If there are child threads of a parent thread running on the windows xp OS, does terminating a parent thread terminate its child thread as well?
There is no such thing as "parent thread" in Windows in terms of recorded information. There isn't even strictly a concept of "parent process" - Windows doesn't record the creator process, only the process from which attributes and handles were inherited. So the answer is no.
EDIT: An example should make it clear: you can create a thread in another process, not just your own. Obviously that thread wouldn't terminate when your thread terminates.
Thanks wj32 and jrbjazz for your answers.
can we terminate the main thread (default thread created with the start of a process) while keeping other threads alive?
No - threads belong to a process, not to other threads. Threads do not terminate if the thread that created them terminates.
Threads terminate when:
- The thread function exits (either normally or through an exception).
- The thread calls ExitThread or another function that ends the thread.
- Any thread calls the TerminateThread function with the id of the thread in question.
- The process ends.
From the MSDN description of the CreateThread() windows API function:
"The thread object remains in the system until the thread has terminated and all handles to it have been closed through a call to CloseHandle."

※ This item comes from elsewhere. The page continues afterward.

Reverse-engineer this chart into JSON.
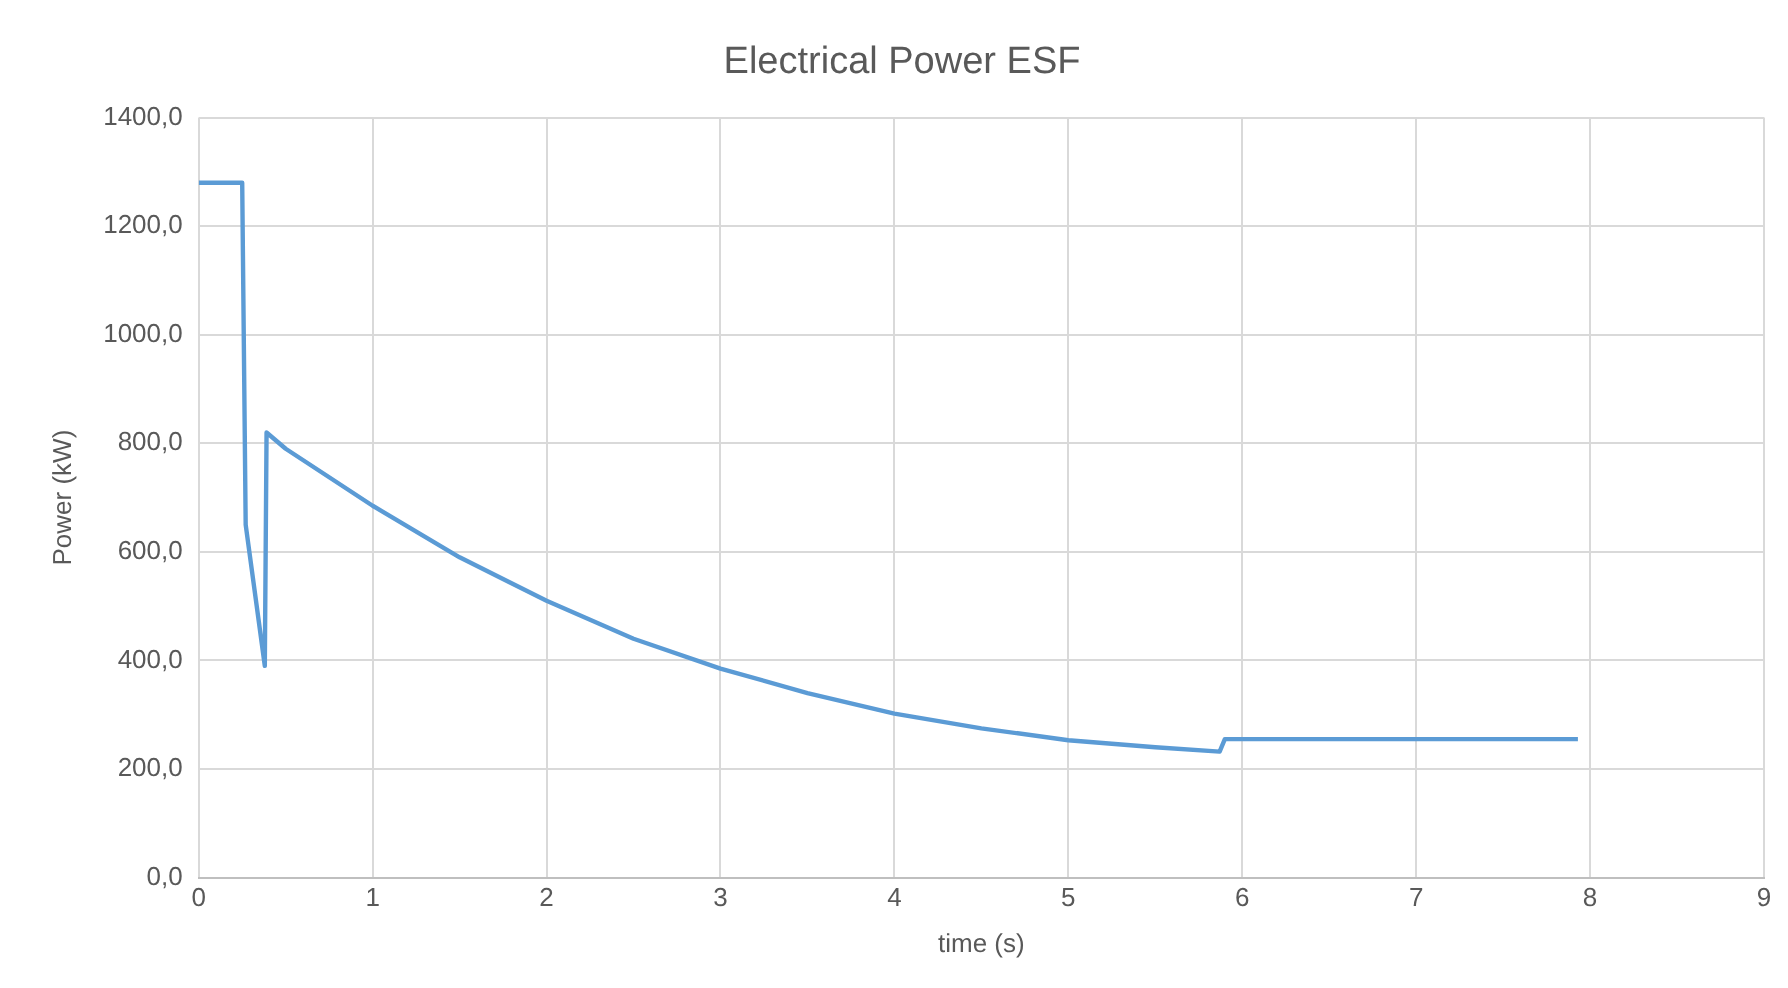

My understanding of how CreateThread works is that you basically request Windows to spawn a thread and assign a pointer to the function that you wish the thread to call. When the process is complete, you "politely" tell windows that you no longer need the thread.
So, I would guess that it all comes down to exactly how the application has been written. Using a helpful development language which provides wrappers for threads will remove a lot of the uncertainty here, particularly if the threading is provided through objects and appropriately garbage collected when the application terminates.
As far as the operating system is concerned, I agree with "wj32" that there really isn't a main thread per se, but I guess the Application Thread itself could be seen as a "main thread" conceptually, provided the application manages thread resource allocation appropriately.